- Investigation of a primary requirement of organ preservation solutions: supplemental buffering agents improve hepatic energy production during cold storage.
Investigation of a primary requirement of organ preservation solutions: supplemental buffering agents improve hepatic energy production during cold storage.
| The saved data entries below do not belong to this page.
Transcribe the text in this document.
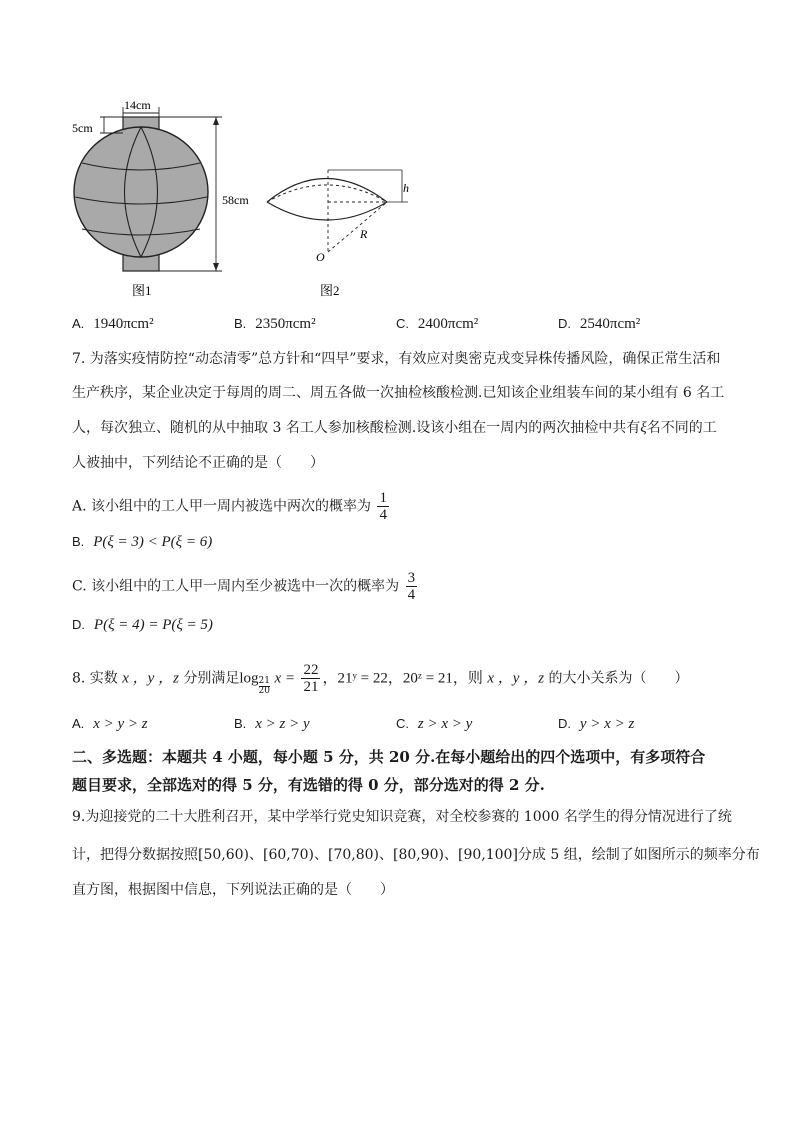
14cm
5cm
58cm
图1
h
R
O
图2
A. 1940πcm²	B. 2350πcm²	C. 2400πcm²	D. 2540πcm²
7. 为落实疫情防控“动态清零”总方针和“四早”要求，有效应对奥密克戎变异株传播风险，确保正常生活和
生产秩序，某企业决定于每周的周二、周五各做一次抽检核酸检测.已知该企业组装车间的某小组有 6 名工
人，每次独立、随机的从中抽取 3 名工人参加核酸检测.设该小组在一周内的两次抽检中共有ξ名不同的工
人被抽中，下列结论不正确的是（　　）
A. 该小组中的工人甲一周内被选中两次的概率为 $\frac{1}{4}$
B. P(ξ = 3) < P(ξ = 6)
C. 该小组中的工人甲一周内至少被选中一次的概率为 $\frac{3}{4}$
D. P(ξ = 4) = P(ξ = 5)
8. 实数 x ，y ，z 分别满足$\log \frac{21}{20}$ $x = \frac{22}{21}$ ，21ʸ = 22，20ᶻ = 21，则 x ，y ，z 的大小关系为（　　）
A. x > y > z	B. x > z > y	C. z > x > y	D. y > x > z
二、多选题：本题共 4 小题，每小题 5 分，共 20 分.在每小题给出的四个选项中，有多项符合
题目要求，全部选对的得 5 分，有选错的得 0 分，部分选对的得 2 分.
9.为迎接党的二十大胜利召开，某中学举行党史知识竞赛，对全校参赛的 1000 名学生的得分情况进行了统
计，把得分数据按照[50,60)、[60,70)、[70,80)、[80,90)、[90,100]分成 5 组，绘制了如图所示的频率分布
直方图，根据图中信息，下列说法正确的是（　　）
This study was designed to investigate the effects of a modified University of Wisconsin (UW) solution supplemented with one of four buffering agents (histidine, bicine [N,N-bis(2-hydroxyethyl)glycine], tricine [N-tris(hydroxymethyl)methylglycine], and Tris) on liver metabolism during cold ischemic storage. Rat livers were flushed and stored for a maximum period of 24 hr at 4 degrees C, and tissue energetics, substrate, and anaerobic end-products were assessed; the group exhibiting the best results during storage was recovered in a 60-min period of warm reperfusion. Relative buffering capacities of the experimental solutions (measured over physiological pH range, in mM H+/L) were: UW, 4.1; histidine+UW, 9.8; Tris+UW, 19.0; bicine+UW, 22.5; tricine+UW, 26.8. In the UW group, ATP levels dropped rapidly over the first 4 hr; 1.0 micromol/g (40% of initial) remained after 4 hr of storage. By 2 hr, ATP levels in bicine- and tricine-treated groups were 0.5 and 1.1 micromol/g greater than in the UW-stored livers and by 10 hr, ATP in bicine-treated livers was twofold that of the control (UW) group. Total adenylate levels also reflected a superior elevation of cellular energetics; even after 24 hr, quantities were 1.4 and 2.0 micromol/g higher than the UW group in bicine- and histidine-supplemented organs. The increase in energetics occurred as a result of increased flux through the major anaerobic energy-producing pathway, glycolysis. The glycolytic rate was significantly greater at storage times > 10 hr with solutions supplemented with bicine, histidine, and tricine. Final values for net lactate accumulation over the entire 24-hr storage period were: UW, 10.1 micromol/g; histidine, 14.3 micromol/g; bicine, 15.2 micromol/g; tricine, 13.8 micromol/g. Activities of glycogen phosphorylase revealed that the activity of this enzyme dropped by 50% within 2 hr of storage in UW. However, histidine and bicine supplementation resulted in a substantial elevation of phosphorylase "a" over 4 hr and 10 hr, respectively. The best buffer of the four examined in this study was bicine; energetics, glycolytic flux, and patterns of adenylate regeneration upon reperfusion were markedly superior to modified UW solution. The results of this study suggest that supplementing the "gold standard" UW solution with an additional buffering agent (in order of efficacy: bicine>tricine>histidine) may improve the metabolic status of livers during clinical organ retrieval/storage.